Osmania University posters exhort war for Telangana
HYDERABAD: More than 200 posters exhorting the youth to join an armed struggle to achieve Telangana state surfaced at the Osmania University campus, worrying the city police force on Thursday, but analysts dismissed it as just a ploy to breathe fire into a weakening agitation.
The posters, according to police , were signed by Telangana People’s Liberation Front, a largely unknown offshoot of the CPI (ML) Jana Shakti party, and said: “only a militant struggle could lead to Telangana state formation” , and people of Telangana should not fall for electoral games.
The poster with a red background and sketch of a person holding a rifle which has been surfacing over the past few days on the campus said: “Lobbying will not help us secure separate statehood, only war will.” “Militant poratale Andhrulaku dhadapottesthundi (Only militant struggle will scare people from Andhra region),” the posters, slapped across the men’s hostel read. While the police suspect Maoist rebels and said they were looking for five suspects who had put up similar posters in Tarnaka about a month back, political commentators dismissed it as a gimmick and said it was highly improbable for Maoists to dare an armed strike over Telangana right now, while they were on the run in the state.

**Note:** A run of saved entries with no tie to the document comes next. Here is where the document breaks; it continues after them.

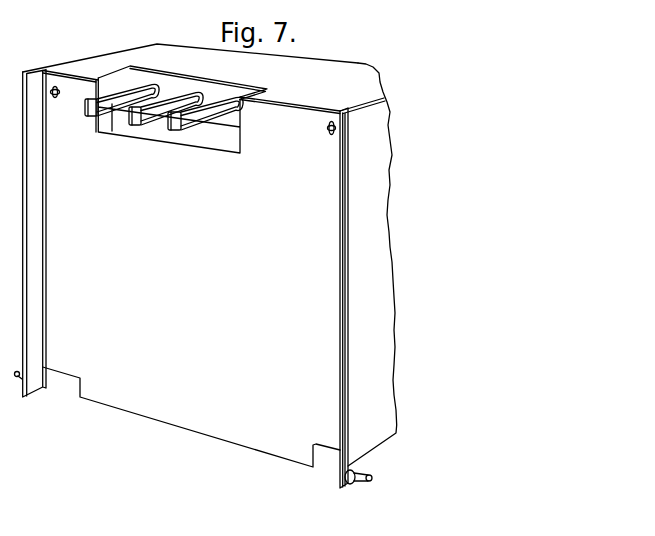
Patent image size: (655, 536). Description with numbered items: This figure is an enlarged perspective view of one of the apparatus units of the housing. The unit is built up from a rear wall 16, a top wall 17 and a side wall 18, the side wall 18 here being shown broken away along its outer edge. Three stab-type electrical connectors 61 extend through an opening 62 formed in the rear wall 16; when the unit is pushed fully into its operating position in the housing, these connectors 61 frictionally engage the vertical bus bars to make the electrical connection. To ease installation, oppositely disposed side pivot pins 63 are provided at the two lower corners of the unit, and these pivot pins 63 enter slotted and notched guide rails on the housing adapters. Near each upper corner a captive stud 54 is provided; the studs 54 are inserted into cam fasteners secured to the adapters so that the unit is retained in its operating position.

The rear wall 16 is at (213, 424).
The top wall 17 is at (329, 63).
The side wall 18 is at (368, 438).
The captive stud 54 is at (58, 97).
The electrical connector 61 is at (173, 132).
The opening 62 is at (214, 143).
The side pivot pin 63 is at (354, 482).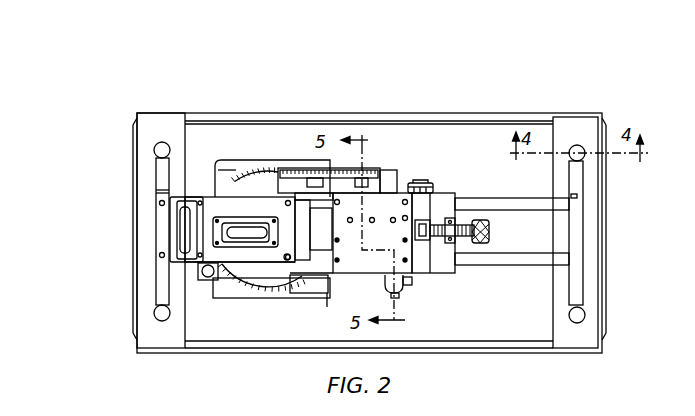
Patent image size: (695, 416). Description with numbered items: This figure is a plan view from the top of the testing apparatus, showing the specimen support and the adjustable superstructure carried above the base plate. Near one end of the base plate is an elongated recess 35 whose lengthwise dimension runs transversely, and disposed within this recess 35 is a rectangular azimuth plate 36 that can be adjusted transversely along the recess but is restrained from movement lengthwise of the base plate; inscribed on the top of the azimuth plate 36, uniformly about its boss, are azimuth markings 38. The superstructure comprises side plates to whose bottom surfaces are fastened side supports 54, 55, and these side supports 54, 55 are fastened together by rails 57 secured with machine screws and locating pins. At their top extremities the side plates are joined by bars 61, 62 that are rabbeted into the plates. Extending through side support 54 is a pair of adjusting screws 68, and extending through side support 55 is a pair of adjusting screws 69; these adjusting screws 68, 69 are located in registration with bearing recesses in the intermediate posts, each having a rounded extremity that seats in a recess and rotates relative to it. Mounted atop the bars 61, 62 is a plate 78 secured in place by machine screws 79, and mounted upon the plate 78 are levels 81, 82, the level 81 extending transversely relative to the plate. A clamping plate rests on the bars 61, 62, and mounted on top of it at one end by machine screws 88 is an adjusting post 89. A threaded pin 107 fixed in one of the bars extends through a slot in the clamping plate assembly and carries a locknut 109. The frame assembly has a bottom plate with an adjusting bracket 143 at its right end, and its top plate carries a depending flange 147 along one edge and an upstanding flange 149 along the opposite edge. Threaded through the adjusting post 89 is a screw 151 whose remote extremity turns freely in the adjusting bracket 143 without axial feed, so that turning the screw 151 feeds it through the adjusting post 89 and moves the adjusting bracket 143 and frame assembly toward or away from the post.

The elongated recess 35 is at (258, 298).
The azimuth plate 36 is at (236, 172).
The azimuth markings 38 is at (235, 276).
The side support 54 is at (582, 352).
The side support 55 is at (163, 115).
The rails 57 is at (208, 195).
The bar 61 is at (534, 262).
The bar 62 is at (507, 208).
The adjusting screws 68 is at (581, 147).
The adjusting screws 69 is at (158, 146).
The plate 78 is at (216, 162).
The machine screws 79 is at (286, 260).
The level 81 is at (176, 232).
The level 82 is at (240, 218).
The machine screws 88 is at (455, 222).
The adjusting post 89 is at (483, 220).
The threaded pin 107 is at (412, 182).
The locknut 109 is at (420, 182).
The adjusting bracket 143 is at (449, 217).
The depending flange 147 is at (360, 279).
The upstanding flange 149 is at (347, 188).
The screw 151 is at (468, 225).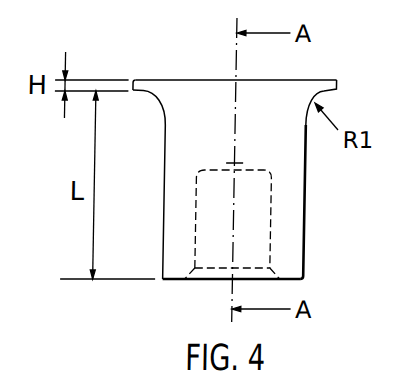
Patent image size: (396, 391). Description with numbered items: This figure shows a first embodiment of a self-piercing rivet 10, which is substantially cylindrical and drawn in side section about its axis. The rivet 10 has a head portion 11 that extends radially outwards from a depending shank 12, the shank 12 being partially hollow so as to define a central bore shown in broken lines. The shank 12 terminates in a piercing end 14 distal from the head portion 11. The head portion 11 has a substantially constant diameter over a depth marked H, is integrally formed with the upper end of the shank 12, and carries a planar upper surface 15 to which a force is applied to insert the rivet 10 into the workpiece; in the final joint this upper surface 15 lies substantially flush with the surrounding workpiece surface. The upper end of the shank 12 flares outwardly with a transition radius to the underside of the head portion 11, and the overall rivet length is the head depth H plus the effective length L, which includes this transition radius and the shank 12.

The self-piercing rivet 10 is at (168, 64).
The head portion 11 is at (328, 80).
The shank 12 is at (308, 168).
The piercing end 14 is at (185, 281).
The planar upper surface 15 is at (208, 79).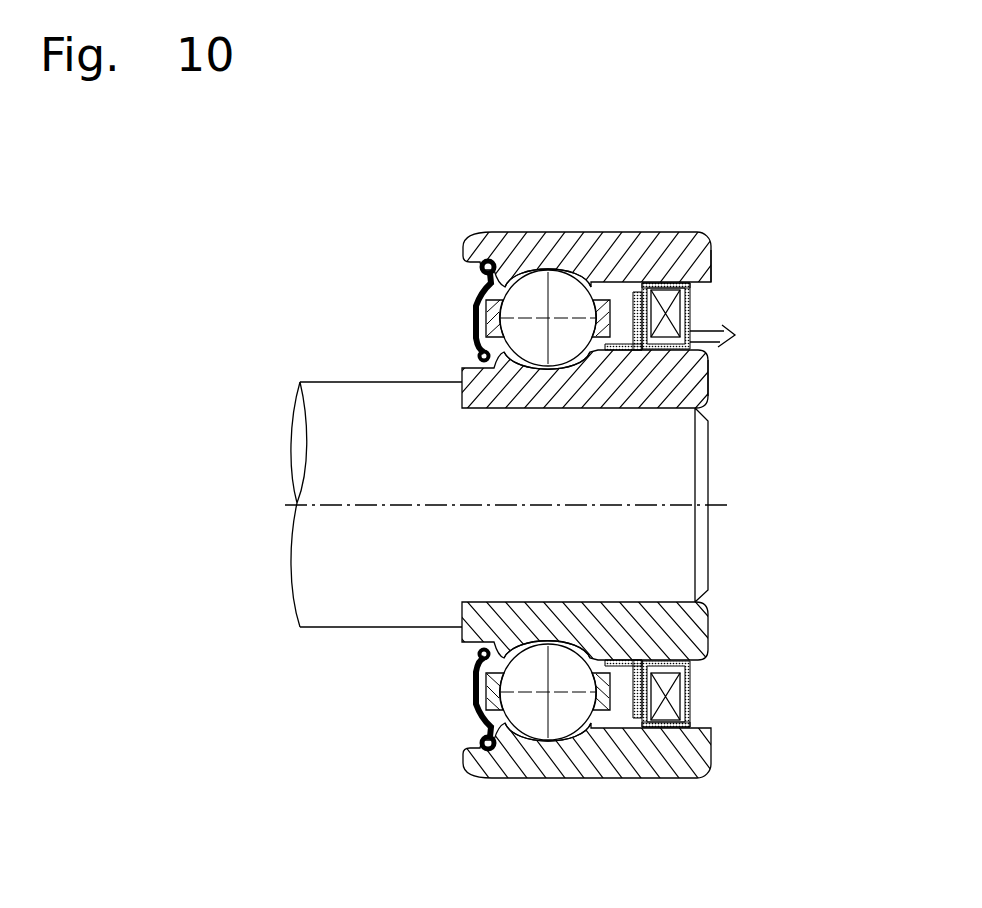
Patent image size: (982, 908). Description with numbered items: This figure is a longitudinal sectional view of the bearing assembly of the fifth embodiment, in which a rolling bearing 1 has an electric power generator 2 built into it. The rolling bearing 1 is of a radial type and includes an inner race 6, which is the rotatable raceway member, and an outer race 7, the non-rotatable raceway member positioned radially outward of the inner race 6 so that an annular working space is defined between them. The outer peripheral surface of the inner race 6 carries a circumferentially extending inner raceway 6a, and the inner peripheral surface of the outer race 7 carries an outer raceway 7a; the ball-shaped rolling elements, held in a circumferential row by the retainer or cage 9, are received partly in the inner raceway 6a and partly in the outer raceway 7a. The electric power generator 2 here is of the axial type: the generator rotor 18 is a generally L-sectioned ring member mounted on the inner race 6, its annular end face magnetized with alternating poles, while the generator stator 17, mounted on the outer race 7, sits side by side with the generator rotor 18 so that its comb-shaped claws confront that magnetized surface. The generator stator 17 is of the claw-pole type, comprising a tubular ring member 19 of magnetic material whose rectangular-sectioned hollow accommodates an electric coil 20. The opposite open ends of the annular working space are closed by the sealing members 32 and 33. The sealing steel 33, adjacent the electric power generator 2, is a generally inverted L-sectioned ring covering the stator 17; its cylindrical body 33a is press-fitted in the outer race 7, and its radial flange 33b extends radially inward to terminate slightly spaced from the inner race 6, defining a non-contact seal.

The rolling bearing 1 is at (351, 245).
The electric power generator 2 is at (880, 307).
The inner race 6 is at (463, 368).
The inner raceway 6a is at (536, 352).
The outer race 7 is at (473, 242).
The outer raceway 7a is at (553, 268).
The retainer or cage 9 is at (483, 330).
The generator stator 17 is at (693, 316).
The generator rotor 18 is at (708, 390).
The ring member 19 is at (650, 290).
The electric coil 20 is at (665, 292).
The sealing member 32 is at (477, 298).
The sealing steel 33 is at (693, 297).
The cylindrical body 33a is at (675, 278).
The radial flange 33b is at (703, 331).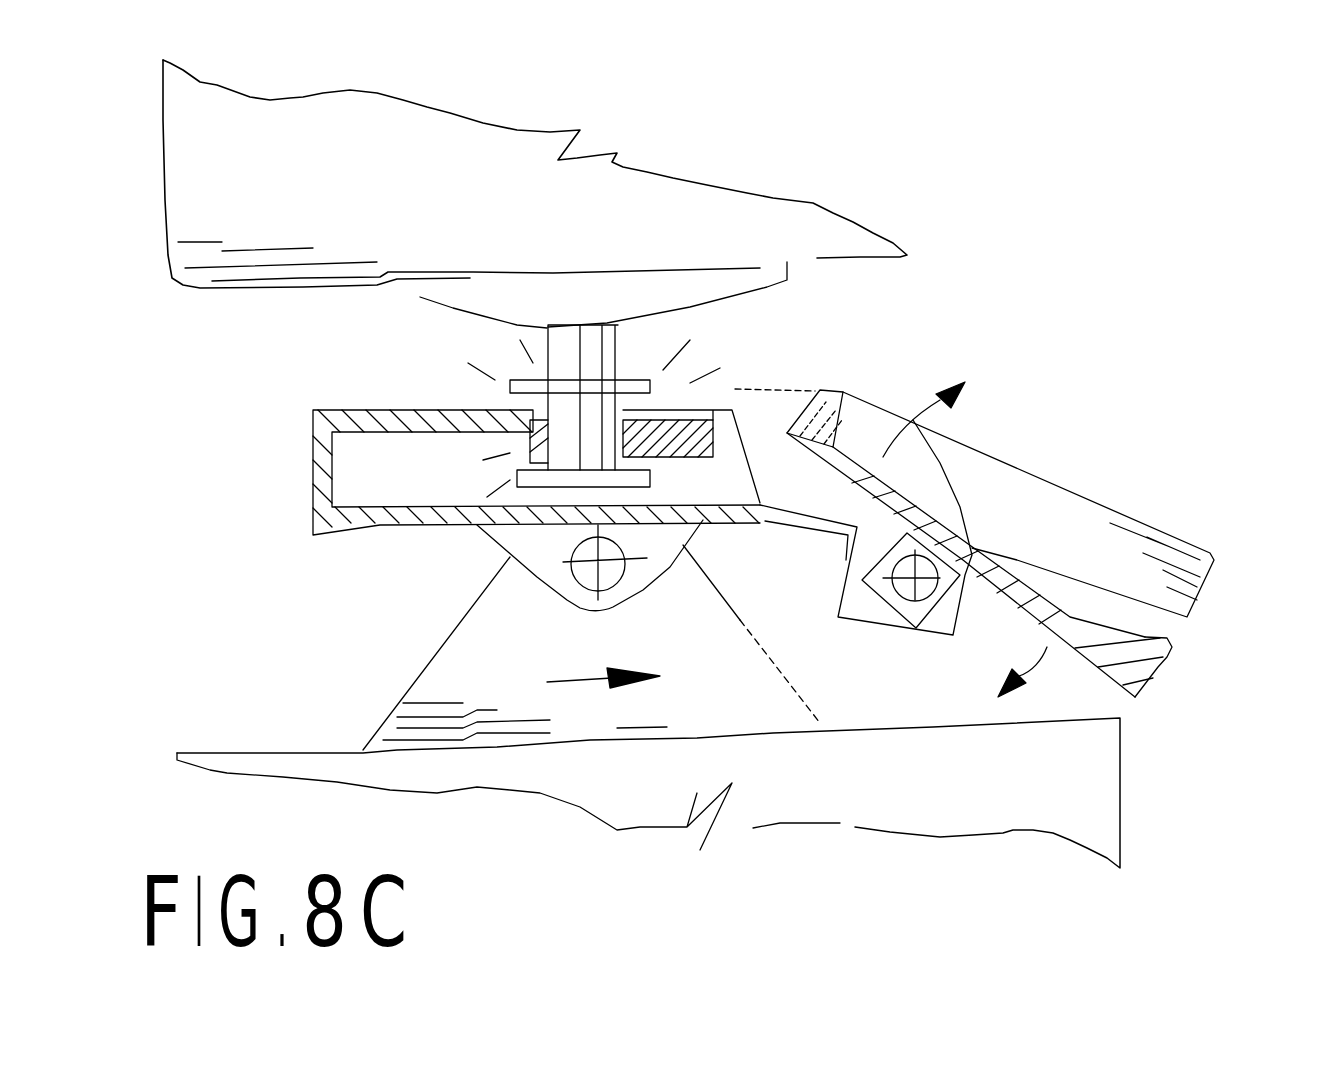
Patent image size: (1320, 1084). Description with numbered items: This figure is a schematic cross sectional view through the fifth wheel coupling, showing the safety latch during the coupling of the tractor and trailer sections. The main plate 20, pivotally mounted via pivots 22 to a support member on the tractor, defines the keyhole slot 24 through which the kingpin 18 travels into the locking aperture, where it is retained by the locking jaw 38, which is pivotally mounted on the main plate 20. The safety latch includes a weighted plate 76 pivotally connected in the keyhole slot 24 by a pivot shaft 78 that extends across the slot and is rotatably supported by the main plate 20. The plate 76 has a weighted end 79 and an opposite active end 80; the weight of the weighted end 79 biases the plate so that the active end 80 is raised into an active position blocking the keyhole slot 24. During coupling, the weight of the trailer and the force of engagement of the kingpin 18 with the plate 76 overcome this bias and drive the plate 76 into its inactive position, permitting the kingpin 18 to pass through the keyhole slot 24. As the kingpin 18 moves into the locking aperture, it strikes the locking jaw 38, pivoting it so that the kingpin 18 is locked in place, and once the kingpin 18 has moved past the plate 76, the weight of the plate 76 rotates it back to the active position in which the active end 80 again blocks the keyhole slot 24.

The kingpin 18 is at (620, 347).
The main plate 20 is at (317, 517).
The pivots 22 is at (588, 572).
The keyhole slot 24 is at (708, 465).
The locking jaw 38 is at (683, 437).
The weighted plate 76 is at (1003, 585).
The pivot shaft 78 is at (910, 583).
The weighted end 79 is at (1160, 675).
The active end 80 is at (843, 393).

“A poster is just a poster. No one will run to the next rebel group and take up arms because of a poster,” said G Haragopal, director of Centre for Human Rights, University of Hyderabad. Many experts said if the state government wanted to convince the central government that the protest has fallen into the hands of extremists and get New Delhi to announce something on the statehood issue, they might just have to plant such posters in the city and make a few arrests.
“The state had played several such tricks to brand student leaders and even arrest the most vocal and the most assertive of them,” Haragopal added. On OU campus, the posters were found near Arts College and some of the boys hostels including A, B and new research scholar hostels.
In the Tarnaka case, police had filed cases under 120 B (criminal conspiracy), 153 A (promoting enemity between classes) and 153 B (imputations assertion prejudicial to national integration) against unknown people, an OU police officer said. OU students disowned the posters, saying none of the OU students or leaders of Joint Action Committee have printed or put up these posters.
“We believe that Telangana state can be achieved through democratic struggles. We are fighting well within the constitutional rights,” said M Krishank, spokesperson, OU JAC. Experts say the T-agitation is on the wane with the Centre failing to respect several deadlines to announce formation of Telangana to be carved out of Andhra Pradesh.
Hectic lobbying by both Seemandhra politicians and Congress leaders from Telangana region, have not yielded any results so far, and people are largely disillusioned. While the Telangana Rashtra Samithi has threatened to step up agitation time and again, without any success, student leaders admit that after three years of protests they have not gained anything significant. Thus spoke posters “Only a militant struggle could lead to Telangana state formation Lobbying will not help us secure separate statehood, only war will.”